Seldom does a News Corporation result lack a sense of drama, but what the second quarter result lacked in plot tension, it delivered solidly in earnings. A single good quarter does not purport to denote a bountiful year for the company, but shareholders can be reasonably satisfied with the current situation.
Strong growth from REA Group and a big uplift in News Media EBITDA were the highlights of the 2Q22 result. Adjusted EBITDA increased 16% with the only blemishes being much slower revenue growth at Move and softer Book Publishing EBITDA as it cycles some good results from prior periods.
Foxtel remains problematic as residential subscriber numbers continue to fall at a run rate around 10% per annum.

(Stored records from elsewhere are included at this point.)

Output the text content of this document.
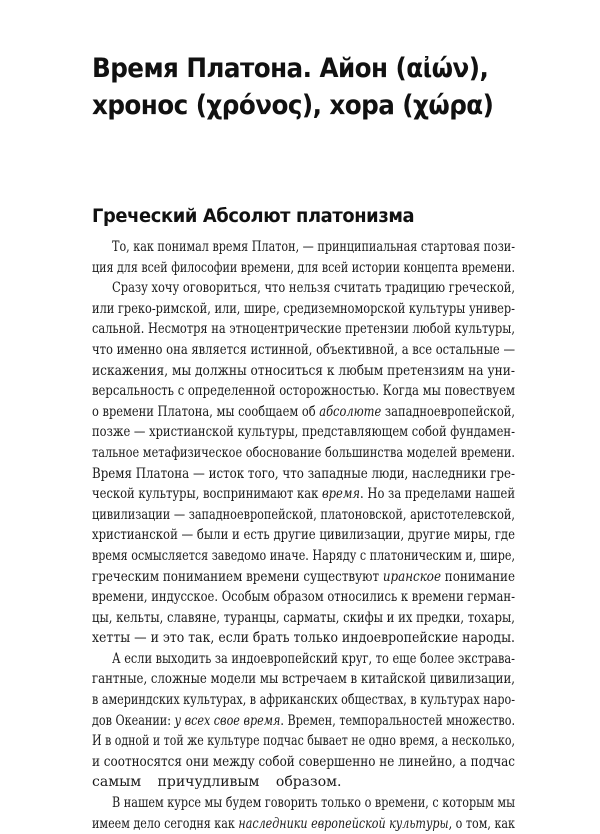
Время Платона. Айон (αἰών),
хронос (χρόνος), хора (χώρα)
Греческий Абсолют платонизма
То, как понимал время Платон, — принципиальная стартовая пози-
ция для всей философии времени, для всей истории концепта времени.
Сразу хочу оговориться, что нельзя считать традицию греческой,
или греко-римской, или, шире, средиземноморской культуры универ-
сальной. Несмотря на этноцентрические претензии любой культуры,
что именно она является истинной, объективной, а все остальные —
искажения, мы должны относиться к любым претензиям на уни-
версальность с определенной осторожностью. Когда мы повествуем
о времени Платона, мы сообщаем об абсолюте западноевропейской,
позже — христианской культуры, представляющем собой фундамен-
тальное метафизическое обоснование большинства моделей времени.
Время Платона — исток того, что западные люди, наследники гре-
ческой культуры, воспринимают как время. Но за пределами нашей
цивилизации — западноевропейской, платоновской, аристотелевской,
христианской — были и есть другие цивилизации, другие миры, где
время осмысляется заведомо иначе. Наряду с платоническим и, шире,
греческим пониманием времени существуют иранское понимание
времени, индусское. Особым образом относились к времени герман-
цы, кельты, славяне, туранцы, сарматы, скифы и их предки, тохары,
хетты — и это так, если брать только индоевропейские народы.
А если выходить за индоевропейский круг, то еще более экстрава-
гантные, сложные модели мы встречаем в китайской цивилизации,
в америндских культурах, в африканских обществах, в культурах наро-
дов Океании: у всех свое время. Времен, темпоральностей множество.
И в одной и той же культуре подчас бывает не одно время, а несколько,
и соотносятся они между собой совершенно не линейно, а подчас
самым причудливым образом.
В нашем курсе мы будем говорить только о времени, с которым мы
имеем дело сегодня как наследники европейской культуры, о том, как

A fall in Kayo subscriber numbers was also unwelcome considering the expensive Ashes series should have helped smooth out the seasonality of football trends. The speculation of an IPO for Foxtel looks challenging given the negative subscriber trends it is facing. It will need to be keenly priced with a convincing story around cost control, subscriber and content initiatives. In reality, this will not be material for NWS but it will clean up the corporate structure.
Yet another strong performance from Dow Jones in terms of subscriber growth as the WSJ added 115k digital only subscribers in the half year period. The total subscriber base growth of 19% in the year to 31 December 2021 was better than the 14% growth reported by the New York Times.
The News Media division improvement was due to better advertising conditions and improving circulation and subscription revenues. Most of the US$45 million increase in EBITDA (compared to 2Q21) was due to a better outcome for News Corp Australia where digital subscriber numbers reached 909,000 at 31 December, up from 779,000 in the prior period.
Investment view
The important divisions of Dow Jones and REA Group performed strongly in the quarter, with a nice but less meaningful contribution from News Media. The problem child Foxtel remains an issue but in totality, NWS is delivering consistently good results where it counts. The PE ratio at 32x FY22f EPS is reasonable given the mix of assets and corporate structure, so we maintain our Hold recommendation. Our preferred media exposure is Nine Entertainment (NEC).